HAVANA, Cuba.- I love Almodóvar. I liked him from the first day, from our first meeting in his first film. Well, right now I’m not so sure it was the first because my memory is already in a tailspin. I also like the movie poster, I adore that foot encased in a high-heeled shoe, that photo where the heel of a woman’s shoe is the barrel of a gun, a genius, a bitch thing, really bad, really bad like that Almodóvar who came to Havana and got into the “Periquitón”, in that gay bar in western Havana where the police came and ordered to stop, and took Almodóvar to a police station.
Heels are a hard thing, a very hard thing, bitch, really bitch, and much more than those seen in some of those Almodóvar pieces. I already said that my memory is in a tailspin, so forgive me if I misremember a scene from the film or if I make it up, like the one where I still see a house in the basement, one of those that are in Madrid, and also in Havana, one of those houses that are like wells, like underground shelters where you can see the world from below, looking up, and heels and heels and heels so elegant, even when they are nothing more than the barrel of a gun .
And all this talk that I fill them with was caused by Susely Morfa, the secretary of the communist party in Matanzas, the same one we remember at that summit in Panama in which she was “summoned”, in which she was booed and criticized after she claimed that she herself had paid for the plane ticket that took her to the summit. That time in which she also affirmed that all her companions paid with her savings for the plane tickets and the stay in Panamanian hotels.

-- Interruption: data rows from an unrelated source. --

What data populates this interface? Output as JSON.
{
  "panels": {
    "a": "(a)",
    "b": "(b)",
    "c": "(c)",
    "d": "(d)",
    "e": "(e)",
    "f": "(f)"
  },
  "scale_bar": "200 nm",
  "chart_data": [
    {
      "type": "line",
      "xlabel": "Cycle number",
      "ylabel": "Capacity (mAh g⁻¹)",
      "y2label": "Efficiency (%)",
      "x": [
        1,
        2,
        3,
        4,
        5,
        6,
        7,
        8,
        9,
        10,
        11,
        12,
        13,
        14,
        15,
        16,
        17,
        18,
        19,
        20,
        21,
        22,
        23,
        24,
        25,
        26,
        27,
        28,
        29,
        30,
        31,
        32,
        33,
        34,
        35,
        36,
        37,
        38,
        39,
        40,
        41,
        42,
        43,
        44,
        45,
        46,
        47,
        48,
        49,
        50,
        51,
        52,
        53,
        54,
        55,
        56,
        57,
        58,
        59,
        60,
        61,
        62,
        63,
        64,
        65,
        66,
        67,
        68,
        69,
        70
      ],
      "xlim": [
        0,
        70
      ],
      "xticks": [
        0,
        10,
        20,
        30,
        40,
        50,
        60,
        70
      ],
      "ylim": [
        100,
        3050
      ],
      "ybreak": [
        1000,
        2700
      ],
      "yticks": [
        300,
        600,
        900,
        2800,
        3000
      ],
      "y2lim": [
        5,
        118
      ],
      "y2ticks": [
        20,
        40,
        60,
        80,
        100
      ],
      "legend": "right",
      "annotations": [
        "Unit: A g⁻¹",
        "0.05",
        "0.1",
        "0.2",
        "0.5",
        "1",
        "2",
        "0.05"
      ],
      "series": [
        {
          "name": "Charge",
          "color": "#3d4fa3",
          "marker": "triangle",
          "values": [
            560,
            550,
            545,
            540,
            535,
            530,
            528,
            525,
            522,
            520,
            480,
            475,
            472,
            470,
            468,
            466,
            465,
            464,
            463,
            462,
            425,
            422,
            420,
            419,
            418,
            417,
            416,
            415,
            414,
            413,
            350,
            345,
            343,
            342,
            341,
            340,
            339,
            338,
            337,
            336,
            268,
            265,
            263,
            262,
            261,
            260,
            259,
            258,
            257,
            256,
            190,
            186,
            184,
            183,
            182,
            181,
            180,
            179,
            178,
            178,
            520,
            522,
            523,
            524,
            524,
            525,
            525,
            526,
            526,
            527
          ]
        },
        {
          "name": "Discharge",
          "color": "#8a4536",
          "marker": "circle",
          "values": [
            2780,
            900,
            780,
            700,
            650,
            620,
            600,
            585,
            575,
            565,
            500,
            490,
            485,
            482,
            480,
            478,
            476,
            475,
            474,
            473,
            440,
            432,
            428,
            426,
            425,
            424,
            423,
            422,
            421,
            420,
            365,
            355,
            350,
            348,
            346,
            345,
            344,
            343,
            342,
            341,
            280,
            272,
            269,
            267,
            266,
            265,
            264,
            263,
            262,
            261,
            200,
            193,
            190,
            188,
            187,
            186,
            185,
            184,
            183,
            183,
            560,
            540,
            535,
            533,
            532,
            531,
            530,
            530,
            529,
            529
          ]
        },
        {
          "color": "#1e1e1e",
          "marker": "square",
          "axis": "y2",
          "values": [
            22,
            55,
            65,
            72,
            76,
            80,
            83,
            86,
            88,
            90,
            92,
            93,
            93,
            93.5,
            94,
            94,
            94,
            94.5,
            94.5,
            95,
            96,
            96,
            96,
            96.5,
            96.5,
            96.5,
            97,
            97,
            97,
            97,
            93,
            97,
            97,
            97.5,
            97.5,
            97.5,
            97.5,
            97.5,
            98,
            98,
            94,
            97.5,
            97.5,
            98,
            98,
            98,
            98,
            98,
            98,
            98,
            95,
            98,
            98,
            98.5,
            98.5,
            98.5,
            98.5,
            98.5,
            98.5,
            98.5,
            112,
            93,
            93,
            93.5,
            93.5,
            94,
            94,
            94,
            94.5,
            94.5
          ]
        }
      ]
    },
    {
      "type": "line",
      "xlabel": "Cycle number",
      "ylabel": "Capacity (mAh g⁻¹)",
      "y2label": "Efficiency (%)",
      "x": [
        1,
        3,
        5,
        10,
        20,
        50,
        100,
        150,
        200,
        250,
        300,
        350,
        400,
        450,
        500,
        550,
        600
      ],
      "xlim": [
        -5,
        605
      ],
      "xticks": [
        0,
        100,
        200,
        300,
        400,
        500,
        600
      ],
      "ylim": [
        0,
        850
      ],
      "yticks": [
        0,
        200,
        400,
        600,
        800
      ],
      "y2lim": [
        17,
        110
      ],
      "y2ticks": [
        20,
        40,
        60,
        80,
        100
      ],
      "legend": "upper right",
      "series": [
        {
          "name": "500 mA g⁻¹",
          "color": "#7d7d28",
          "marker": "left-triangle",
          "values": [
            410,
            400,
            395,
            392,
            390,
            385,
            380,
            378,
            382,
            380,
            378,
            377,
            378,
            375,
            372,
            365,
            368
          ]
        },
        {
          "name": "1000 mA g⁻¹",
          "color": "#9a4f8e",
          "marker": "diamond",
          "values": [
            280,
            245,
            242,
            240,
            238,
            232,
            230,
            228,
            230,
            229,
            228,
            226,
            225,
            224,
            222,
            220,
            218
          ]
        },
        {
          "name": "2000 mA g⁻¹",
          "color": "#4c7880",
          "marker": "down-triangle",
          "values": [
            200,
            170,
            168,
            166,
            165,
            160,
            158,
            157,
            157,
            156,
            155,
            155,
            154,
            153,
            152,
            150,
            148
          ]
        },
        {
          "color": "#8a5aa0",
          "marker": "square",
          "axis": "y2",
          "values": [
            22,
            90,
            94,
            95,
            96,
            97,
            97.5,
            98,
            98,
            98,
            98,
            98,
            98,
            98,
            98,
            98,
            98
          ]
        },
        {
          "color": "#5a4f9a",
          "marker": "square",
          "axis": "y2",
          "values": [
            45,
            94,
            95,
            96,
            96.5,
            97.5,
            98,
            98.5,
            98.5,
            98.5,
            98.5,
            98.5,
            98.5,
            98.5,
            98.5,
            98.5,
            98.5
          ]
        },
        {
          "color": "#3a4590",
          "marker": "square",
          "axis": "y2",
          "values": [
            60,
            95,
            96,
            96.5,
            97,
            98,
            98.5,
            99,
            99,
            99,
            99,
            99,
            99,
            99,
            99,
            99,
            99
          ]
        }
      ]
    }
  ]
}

I think of Susely and I keep seeing heels and heels and heels, walking in all possible directions; the same to the east as to the west, the same to the south as to the north, that north that is, for us, always the preferred one. Susely has a ranking of nonsense that has long deserved to be in the Guinness Book of Records.
Susely is tough, tough, but don’t think in the Daddy Yankee way. She is harsh because she is ridiculous, because she appeared to pay tribute to the young people who died in the fire of the Supertankers in Matanzas, of those young people who lost their lives, with a plaster boot.
And Susely apparently intended to be at the height of communist iconography. Susely wanted to be compared to that Argentinian “shooter” from La Cabaña, to that asthmatic who was the protagonist of one of those “iconic” photos, of that photo in which she appears with an arm in a cast after a fall in the Cabaiguán takeover, in the current province of Sancti Spíritus. And I think that’s why he showed up in his plaster boot, limping, calling attention to himself in that way that communists prefer; suffering setbacks, exhibiting setbacks to immediately flaunt with the “victories”, with the “recoveries”.
Susely wants the hierarchs of the regime to see her as a self-sacrificing heroine, to put her in that pantheon of sacrifice in which some figures that became iconic in saws and barracks are exhibited. She wants to have her kinship with Melba and with Haydeé, with Celia and Vilma, and with Che Guevara. She dreams of her heroic minute of fame. She, I suppose, would also have done something similar in the Saratoga events, because there are people who can’t stand anonymity, especially when they believe that visibility will take them up another rung of power.
And it is that representing something is, as I read some time ago in Santo Tomás, “containing the similarity of the thing”. And Susely wanted the thing to be seen, the disaster to be seen, and above all to be understood from herself, through herself, and not from the specific event. Not since the disaster. Not since misfortune. She, and all of them, wanted us to pay more attention to the reactions than to the disaster, and that we prioritize the responses of the government and the party, that this government and that governing party have more prominence than the dead and the burned, much more vigilance than the pain of relatives and of Cuba.
The concrete event; the explosions, the flames, the dead, had to be displaced by the responses of the Cubans, but above all of that government of which Susely is a part. And that’s why Susely was there, at funerals and with her plaster boot, limping and not recognizing that Cuba has been walking on crutches for a long time, with her feet in plaster. Susely chose the plaster boot, so close to “sacrifice and pain”. She is a character of socialist realism. Definitely, she is more Gorky than Almodóvar.